One can provide a simple explanation of refugia involving core temperatures and exposure to sunlight. In the northern hemisphere, north-facing sites on hills or mountains, and places at higher elevations count as cold sites. The reverse are sun- or heat-exposed, lower-elevation, south-facing sites: hot sites. Each site becomes a refugium, one as a "cold-surviving refugium" and the other as a "hot-surviving refugium". Canyons with deep hidden areas lead to these separate types of refugia.
A concept not often referenced is that of "sweepstakes colonization": when a dramatic ecological event occurs, for example a meteor strike, and global, multiyear effects occur. The sweepstake-winning species happens to already be living in a fortunate site, and their environment is rendered even more advantageous, as opposed to the "losing" species, which immediately fails to reproduce.

Climate change refugia

In systematic conservation planning, the term refugium has been used to define areas that could be used in protected area development to protect species from climate change. The term has been used alternatively to refer to areas with stable habitats or stable climates. More specifically, the term in situ refugium is used to refer to areas that will allow species that exist in an area to remain there even as conditions change, whereas ex situ refugium refers to an area into which species distributions can move to in response to climate change. Sites that offer in situ refugia are also called resilient sites in which species will continue to have what they need to survive even as climate changes.
One study found with downscaled climate models that areas near the coast are predicted to experience overall less warming than areas toward the interior of the US State of Washington. Other research has found that old-growth forests are particularly insulated from climatic changes due to evaporative cooling effects from evapotranspiration and their ability to retain moisture. The same study found that such effects in the Pacific Northwest would create important refugia for bird species. A review of refugia-focused conservation strategy in the Klamath-Siskiyou Ecoregion found that, in addition to old-growth forest, the northern aspects of hillslopes and deep gorges would provide relatively cool areas for wildlife and seeps or bogs surrounded by mature and old-growth forests would continue to supply moisture even as water availability decreases.

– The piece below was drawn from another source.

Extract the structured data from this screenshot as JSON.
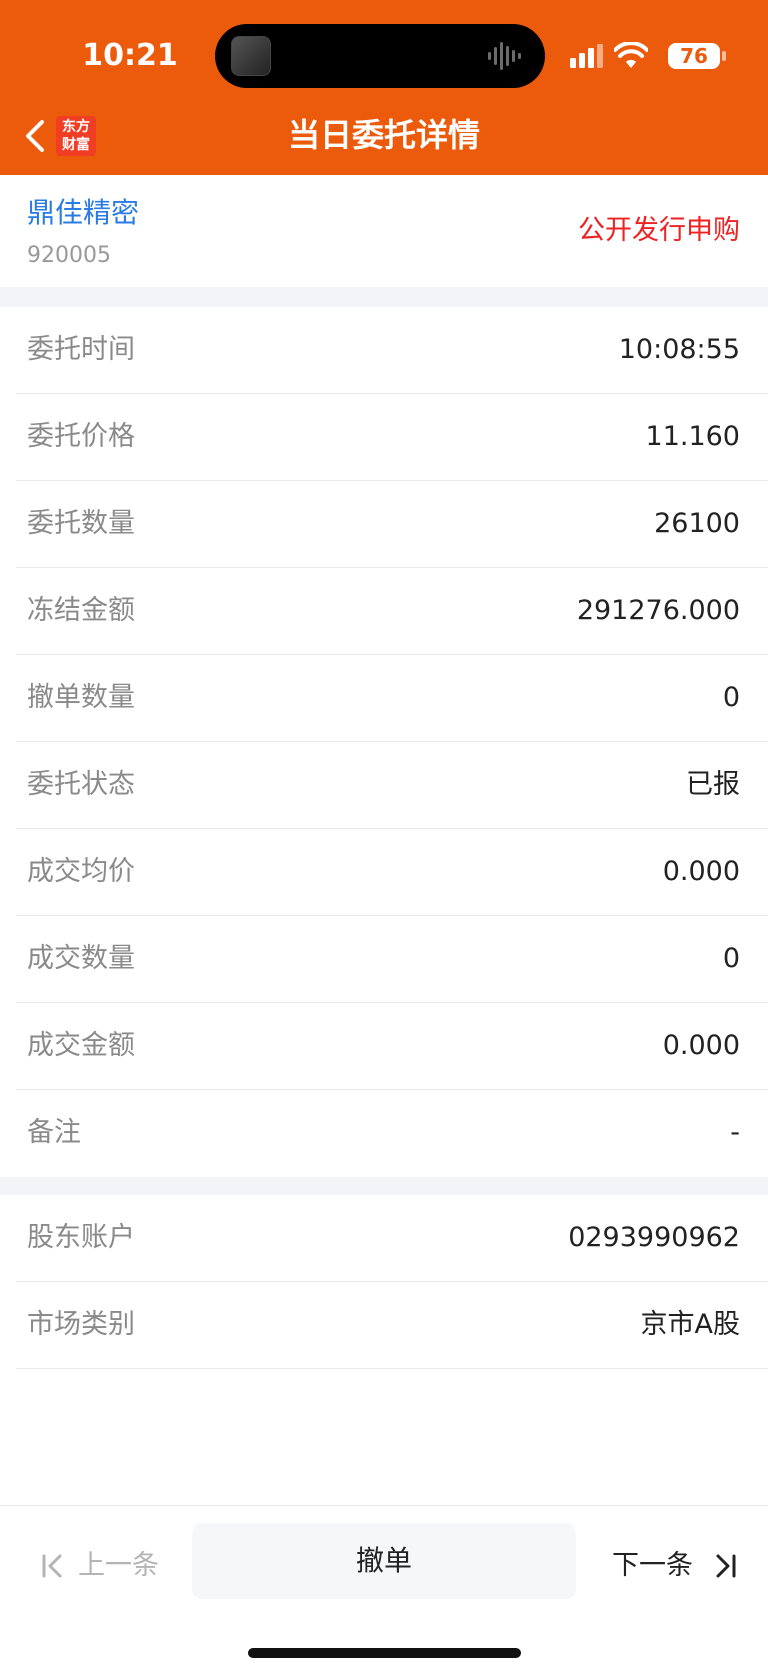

area had high geodiversity before it was flooded
Beginning in 2010 the concept of geodiversity entered into the literature of conservation biologists as a potential way to identify climate change refugia and as a surrogate for biodiversity. While the language to describe this mode of conservation planning hadn't fully developed until recently, the use of geophysical diversity in conservation planning goes back at least as far as the work by Hunter and others in 1988, and Richard Cowling and his colleagues in South Africa also used "spatial features" as surrogates for ecological processes in establishing conservation areas in the late 1990s and early 2000s. The most recent efforts have used the idea of land facets, which are unique combinations of topographical features and soil composition, to quantify physical features. The density of these facets, in turn, is used as a measure of geodiversity. Because geodiversity has been shown to be correlated with biodiversity, even as species move in response to climate change, protected areas with high geodiversity may continue to protect biodiversity as niches get filled by the influx of species from neighboring areas. Highly geodiverse protected areas may also allow for the movement of species within the area from one land facet or elevation to another.
Conservation scientists, however, emphasize that the use of refugia to plan for climate change is not a substitute for fine-scale and traditional approaches to conservation, as individual species and ecosystems will need to be protected where they exist in the present. They also emphasize that responding to climate change in conservation is not a substitute for actually limiting the causes of climate change.